The celebration of Irish dance and culture that was famously born as an intermission spectacle at the Eurovision Song Contest is now a global goulash. That’s apt enough, since it continues a lucrative march around the world, pulling in a million a week on the road in the U.S. alone. Gotham theater critics may be as impervious to this show’s allures as it will be to their slings and arrows. They’ll reach for the smelling salts, while it keeps running, giving the Nederlanders a rare viable tenant for the cavernous Gershwin, the biggest house on Broadway.
“Riverdance’s” original raison d’etre, traditional Irish step-dancing, now vies with various other elements for supremacy, but it remains the most appealing aspect of the show. When the corps is arrayed lengthwise across the wide Gershwin stage, Rockettes-style, their torsos ramrod-stiff while their feet perform astonishing feats of agility, it’s easy to be mesmerized by the dancing’s visceral appeal. The precision alone is awe-inspiring, as two dozen dancers execute the same intricate steps to the speedy rhythms of the fiddle music.
Aside from the Irish Dance Troupe, led by the shiny, lively star couple Pat Roddy and Eileen Martin, the show also features the Moscow Folk Ballet Co., which performs a brisk and acrobatic number in the second act (the women’s fouettes are fierce), and a quartet of black tappers in the vein of Savion Glover. The latter perform a sort of comic dancing duel with Roddy and a trio of his fellow Irish dancers, to the audience’s delight. Also a crowd favorite is Maria Pages, a flamenco specialist who smolders spectacularly through two numbers. The appeal of rhythmically stomping feet, “Riverdance” points out, is a cross-cultural phenomenon, interpreted with various indigenous flavors in each country.
Brian Kennedy, an Irish tenor, has a prominent role, and his high-lying voice suits composer Bill Whelan’s soaring Irish folk-pop songs, whose lyrics are not to be examined too closely (“I am living to nourish you, cherish you/I am pulsing the blood in your veins/Feel the magic and power of surrender to life…”). Le Loka and a troupe of African singers appealingly perform two high-energy numbers in the second act, but their inclusion — which can be seen as either admirable or cynical — is probably the show’s most strained grasp at multicultural appeal.
One might wish for rather less of the pretentious and inane narration (does Liam Neeson know what his disembodied voice is getting up to?), not to mention the vague medieval theatrics, which uncomfortably resemble a New Age take on “Xena: Warrior Princess.” Fortunately the air is regularly cleared by the nimble physical exuberance of the various dancers, which really needs no contextualizing.

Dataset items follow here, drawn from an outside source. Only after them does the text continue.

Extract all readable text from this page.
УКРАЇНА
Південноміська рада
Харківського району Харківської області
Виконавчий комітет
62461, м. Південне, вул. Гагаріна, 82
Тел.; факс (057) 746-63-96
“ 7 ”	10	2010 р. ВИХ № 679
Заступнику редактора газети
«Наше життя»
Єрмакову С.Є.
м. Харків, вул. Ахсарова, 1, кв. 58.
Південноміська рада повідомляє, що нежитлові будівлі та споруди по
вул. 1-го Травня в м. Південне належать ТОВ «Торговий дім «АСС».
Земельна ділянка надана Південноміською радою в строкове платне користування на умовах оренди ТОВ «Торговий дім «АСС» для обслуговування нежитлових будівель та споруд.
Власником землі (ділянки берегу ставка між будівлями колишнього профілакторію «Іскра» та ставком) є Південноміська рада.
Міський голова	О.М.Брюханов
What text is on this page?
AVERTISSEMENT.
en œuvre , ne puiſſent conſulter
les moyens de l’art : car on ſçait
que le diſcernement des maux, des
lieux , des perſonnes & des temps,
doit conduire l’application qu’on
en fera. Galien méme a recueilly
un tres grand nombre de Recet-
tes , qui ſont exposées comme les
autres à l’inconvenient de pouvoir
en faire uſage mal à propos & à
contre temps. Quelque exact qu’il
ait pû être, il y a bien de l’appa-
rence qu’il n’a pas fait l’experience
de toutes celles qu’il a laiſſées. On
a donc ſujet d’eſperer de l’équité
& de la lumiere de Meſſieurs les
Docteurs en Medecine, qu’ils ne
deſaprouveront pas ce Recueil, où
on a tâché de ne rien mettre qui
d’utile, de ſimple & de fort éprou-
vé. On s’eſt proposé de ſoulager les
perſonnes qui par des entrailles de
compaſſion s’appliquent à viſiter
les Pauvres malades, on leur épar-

The show’s technical aspects are polished, with Rupert Murray’s lighting making the most distinguished contribution. Best of Joan Bergin’s innumerable costumes were the colorful full skirts for the “Oklahoma!”-esque square dance number at the top of the second act.
Hot on the flapping heels of “Riverdance” comes the second Irish-themed entry of the Broadway season, the new revival of Eugene O’Neill’s “A Moon for the Misbegotten,” opening three days later. The juxtaposition suggests an intriguing possibility, made only more plausible by “Riverdance’s” strenuous use of sun and moon imagery. This show could use some highbrow credentials, O’Neill some audience-grabbing spectacle — how about a production of “Moon” performed entirely in stepdance? “A Moondance for the Misbegotten.”